The Steady Growth of the High-Energy Spectral Cutoff in Relativistic Magnetic Reconnection

TL;DR

This study uses large-scale simulations to show that in relativistic magnetic reconnection, the high-energy spectral cutoff of accelerated particles grows steadily over time, challenging previous saturation claims and supporting its role in astrophysical high-energy emission.

Contribution

It reveals that the high-energy spectral cutoff in relativistic reconnection continuously increases with time, following a sqrt(t) scaling, and details the particle dynamics within plasmoids that drive this growth.

Findings

High-energy spectral cutoff grows as √t, not saturating at 4σ.

Particles at the cutoff reside in magnetized rings around plasmoids.

Spectrum slope evolves from hard to approximately 2 over time.

Abstract

Magnetic reconnection is invoked as an efficient particle accelerator in a variety of astrophysical sources of non-thermal high-energy radiation. With large-scale two-dimensional particle-in-cell simulations of relativistic reconnection (i.e., with magnetization $\sigma\gg1$) in pair plasmas, we study the long-term evolution of the power-law slope and high-energy cutoff of the spectrum of accelerated particles. We find that the high-energy spectral cutoff does not saturate at $\gamma_{\rm cut}\sim 4\sigma$, as claimed by earlier studies, but it steadily grows with time as long as the reconnection process stays active.
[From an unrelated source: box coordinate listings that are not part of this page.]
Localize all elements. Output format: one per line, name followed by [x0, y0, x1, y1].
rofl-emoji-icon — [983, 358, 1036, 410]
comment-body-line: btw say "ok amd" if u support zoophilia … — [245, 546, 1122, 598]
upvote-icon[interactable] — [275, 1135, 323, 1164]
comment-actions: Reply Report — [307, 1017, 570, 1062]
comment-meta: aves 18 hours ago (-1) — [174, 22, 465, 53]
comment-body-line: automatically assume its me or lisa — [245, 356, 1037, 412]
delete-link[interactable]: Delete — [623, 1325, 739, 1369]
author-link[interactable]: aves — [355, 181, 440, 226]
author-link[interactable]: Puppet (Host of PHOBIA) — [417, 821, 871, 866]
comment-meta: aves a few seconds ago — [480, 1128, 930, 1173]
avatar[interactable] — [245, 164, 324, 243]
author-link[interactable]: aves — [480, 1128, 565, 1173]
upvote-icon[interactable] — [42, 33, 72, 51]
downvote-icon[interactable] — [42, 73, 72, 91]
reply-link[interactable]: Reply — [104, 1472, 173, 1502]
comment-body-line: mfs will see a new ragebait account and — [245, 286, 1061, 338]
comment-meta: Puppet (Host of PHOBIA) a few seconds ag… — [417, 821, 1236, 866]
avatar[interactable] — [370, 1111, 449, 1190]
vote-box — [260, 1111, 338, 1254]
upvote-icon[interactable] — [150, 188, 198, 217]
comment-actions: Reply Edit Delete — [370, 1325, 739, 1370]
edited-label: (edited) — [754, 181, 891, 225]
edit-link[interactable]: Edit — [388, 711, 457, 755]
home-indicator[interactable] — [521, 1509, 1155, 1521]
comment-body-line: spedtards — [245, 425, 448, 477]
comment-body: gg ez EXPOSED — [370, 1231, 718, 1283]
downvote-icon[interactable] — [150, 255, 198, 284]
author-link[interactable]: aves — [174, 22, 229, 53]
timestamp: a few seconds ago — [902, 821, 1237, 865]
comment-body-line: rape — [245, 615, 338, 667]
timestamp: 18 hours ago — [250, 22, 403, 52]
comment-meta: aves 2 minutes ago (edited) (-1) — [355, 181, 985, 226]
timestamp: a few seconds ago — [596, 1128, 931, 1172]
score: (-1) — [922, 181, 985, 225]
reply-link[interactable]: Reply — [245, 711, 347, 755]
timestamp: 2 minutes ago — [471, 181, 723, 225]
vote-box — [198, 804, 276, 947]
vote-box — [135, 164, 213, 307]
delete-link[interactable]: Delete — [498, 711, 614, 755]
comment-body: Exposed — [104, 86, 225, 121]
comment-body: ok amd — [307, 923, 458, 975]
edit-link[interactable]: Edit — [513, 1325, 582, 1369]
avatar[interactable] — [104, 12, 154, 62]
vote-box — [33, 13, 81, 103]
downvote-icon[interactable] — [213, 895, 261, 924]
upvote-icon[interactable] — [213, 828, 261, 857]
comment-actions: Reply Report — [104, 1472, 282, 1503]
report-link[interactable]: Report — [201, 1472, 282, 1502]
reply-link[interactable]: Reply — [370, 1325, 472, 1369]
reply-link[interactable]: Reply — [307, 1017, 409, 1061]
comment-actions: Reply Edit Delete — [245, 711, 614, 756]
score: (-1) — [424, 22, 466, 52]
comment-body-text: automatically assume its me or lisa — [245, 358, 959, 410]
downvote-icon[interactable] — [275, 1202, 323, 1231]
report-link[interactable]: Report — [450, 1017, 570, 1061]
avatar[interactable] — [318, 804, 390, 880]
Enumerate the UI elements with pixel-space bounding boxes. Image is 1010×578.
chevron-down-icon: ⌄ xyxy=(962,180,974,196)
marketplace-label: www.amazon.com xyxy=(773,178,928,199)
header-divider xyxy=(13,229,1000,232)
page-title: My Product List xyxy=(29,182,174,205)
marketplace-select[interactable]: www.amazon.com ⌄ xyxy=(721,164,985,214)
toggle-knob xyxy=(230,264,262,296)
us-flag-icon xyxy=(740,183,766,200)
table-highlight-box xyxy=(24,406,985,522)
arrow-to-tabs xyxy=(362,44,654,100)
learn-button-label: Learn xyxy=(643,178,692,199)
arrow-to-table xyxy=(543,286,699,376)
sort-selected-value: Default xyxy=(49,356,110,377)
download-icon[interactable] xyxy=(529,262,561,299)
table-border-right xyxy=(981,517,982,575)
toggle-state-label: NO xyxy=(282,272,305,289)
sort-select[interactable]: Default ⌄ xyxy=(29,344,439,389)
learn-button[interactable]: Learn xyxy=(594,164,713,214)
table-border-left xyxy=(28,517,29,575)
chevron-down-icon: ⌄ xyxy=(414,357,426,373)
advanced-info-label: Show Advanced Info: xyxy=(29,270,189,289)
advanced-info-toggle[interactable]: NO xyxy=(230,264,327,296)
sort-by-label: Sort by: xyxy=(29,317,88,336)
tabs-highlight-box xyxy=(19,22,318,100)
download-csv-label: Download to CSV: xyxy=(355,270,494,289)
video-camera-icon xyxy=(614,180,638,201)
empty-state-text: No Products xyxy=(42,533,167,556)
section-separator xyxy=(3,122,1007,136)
At late times, the cutoff scales approximately as $\gamma_{\rm cut}\propto \sqrt{t}$, regardless of the flow magnetization and initial temperature. We show that the particles dominating the high-energy spectral cutoff reside in plasmoids, and in particular in a strongly magnetised ring around the plasmoid core. The growth of their energy is driven by the increase in the local field strength, coupled with the conservation of the first adiabatic invariant. We also find that the power-law slope of the spectrum ($p=-{\rm d}\log N/{\rm d}\log \gamma$) evolves with time. For $\sigma\gtrsim10$, the spectrum is hard at early times ($p\lesssim 2$), but it tends to asymptote to $p\sim 2$; the steepening of the power-law slope allows the spectral cutoff to extend to higher and higher energies, without violating the fixed energy budget of the system. Our results demonstrate that relativistic reconnection is a viable candidate for accelerating the high-energy particles emitting in relativistic astrophysical sources.